Analysts are sizing up a resurgence for investment trusts in 2017, as asset managers turn to closed-ended funds for mainstream as well as alternative investment strategies amid growing demand from buyers.
Investment trust issuance in 2017 is already up 75 per cent on the previous year’s levels, reaching £690m as of the end of February compared with £395m last year, according to the Association of Investment Companies (AIC), and secondary market issuance is on the rise, too.
Much of this can be pinned on the turbulent market conditions seen in early 2016, but the figure matches 2015 levels and more fundraisings are tipped to follow.
Fund buyers’ demand for alternative sources of income has seen them turn to trusts for esoteric opportunities in recent years, while mainstream trusts are gradually being made available via adviser platforms.
Two major fund managers, Stewart Investors and Jupiter, intend to launch a global small-cap and a emerging market income strategies respectively. Similarly, Downing is to launch a UK micro-cap trust mimicking its open-ended fund's strategy.
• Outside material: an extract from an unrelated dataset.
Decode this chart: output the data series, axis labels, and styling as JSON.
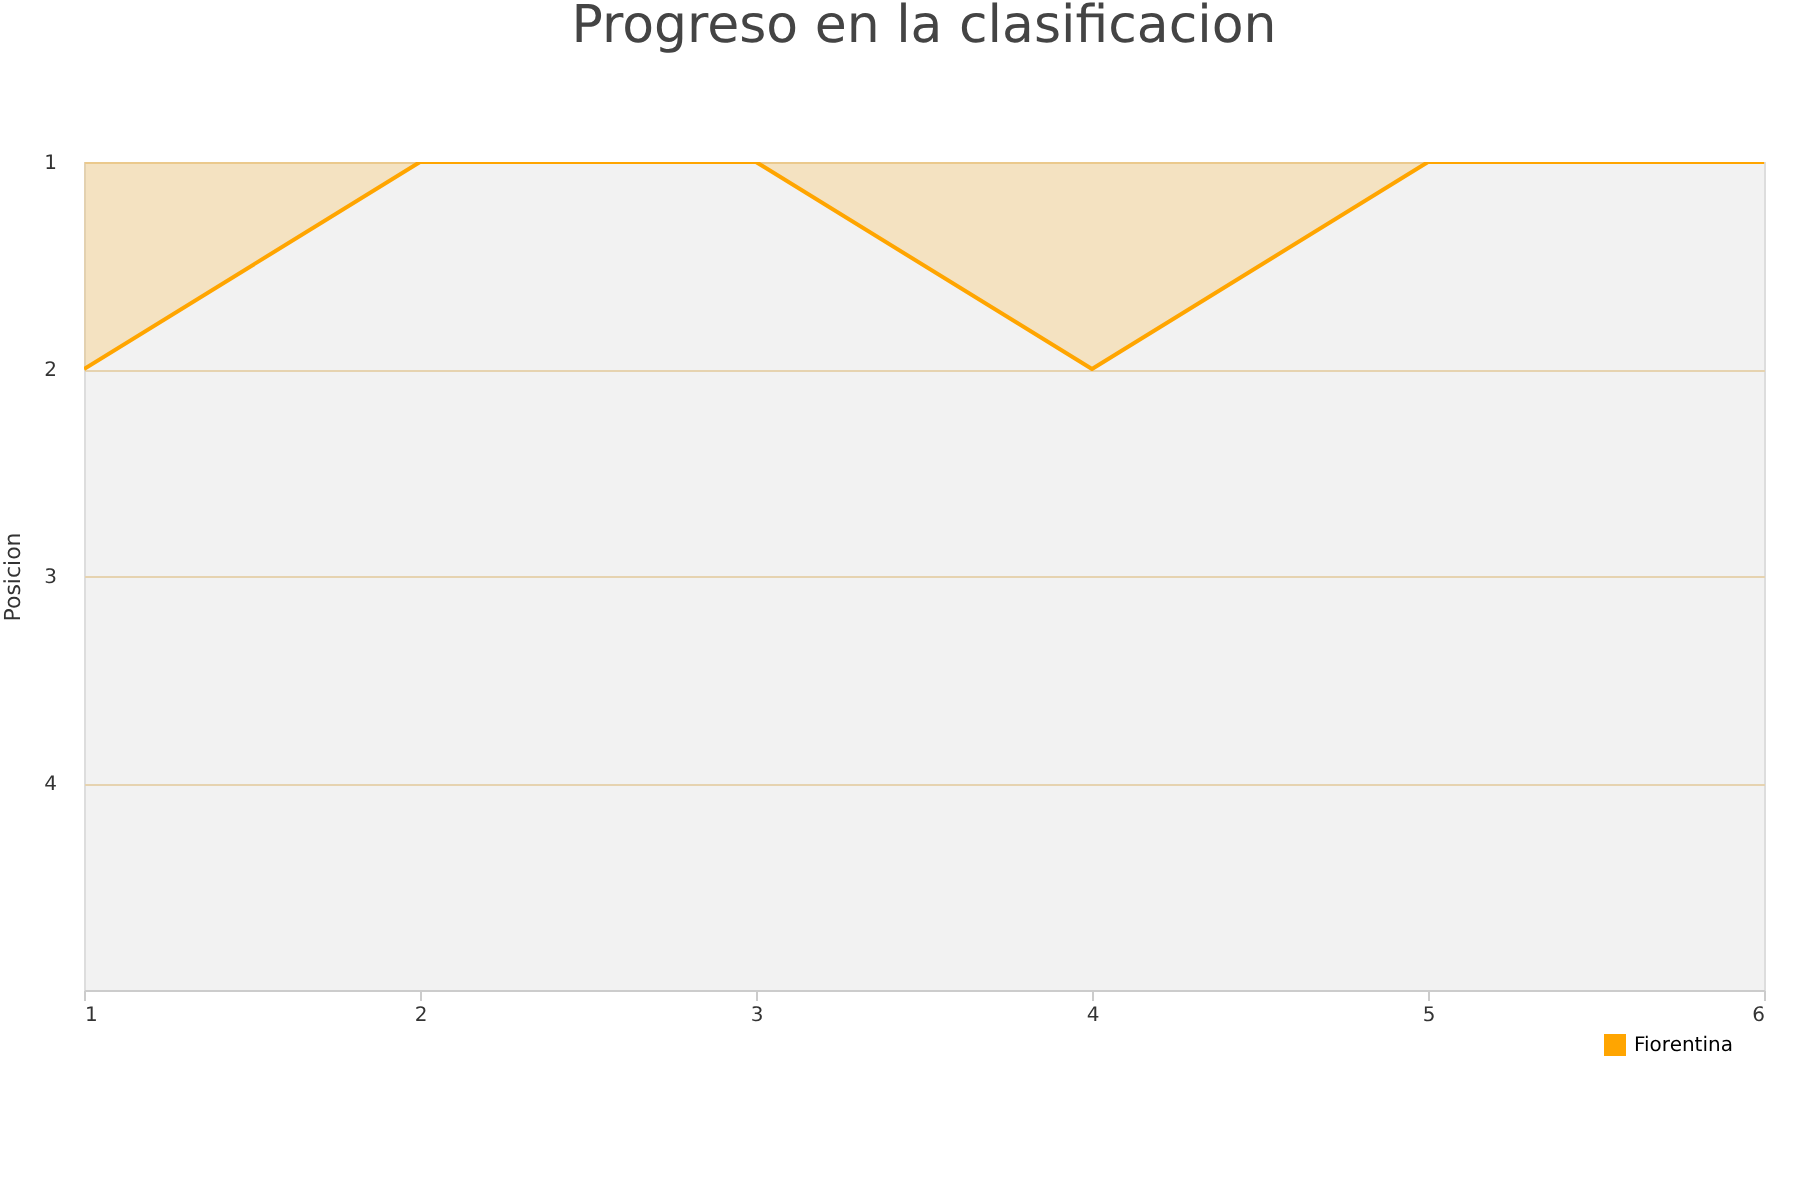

Panmure Gordon investment funds analyst Charles Murphy said: “We expect more traditional managers and funds to raise new capital, and highlight that Henderson International Income has announced a C-share [issue] and that Polar Capital Global Healthcare has announced a re-organisation that includes raising additional equity capital.”
Monica Tepes of Cantor Fitzgerald said 2017 showed signs of being an “above-average” year, while Anthony Leatham of Peel Hunt added: “In an environment where there is willingness and ability to take more risk, I think the appetite for equity strategies should increase.”
Alternative trusts also remain in the forefront of buyers’ minds. The average price premium to net asset value for infrastructure investment companies’ shares, for example, is 15.9 per cent.
Charles Cade, head of investment company research at Numis, said: “We expect to see significant issuance by the major infrastructure funds in the next few months.”
Plenty of challenges remain for the mainstream trust sector if it is to reverse course. The typical equity-focused investment company trades on a discount of around 5 per cent and achieving a feasible scale remains tricky.
The Threadneedle UK Select trust announced plans to merge with Henderson High Income last week, while one company targeting the riskier end of the market cap spectrum, Guinness Oil & Gas Exploration, has been forced to scrap fundraising plans.
Mr Cade said secondary issuance from equity trusts would be focused on “successful funds” such as Finsbury Growth & Income, Scottish Mortgage and City of London.
But Mr Murphy suggested that the Jupiter and Stewart Investors vehicles could have an unintended effect on the sector. “If they’re really unlucky, they will just remind people [of the asset class] and investors will buy everybody else’s trusts trading at a discount.”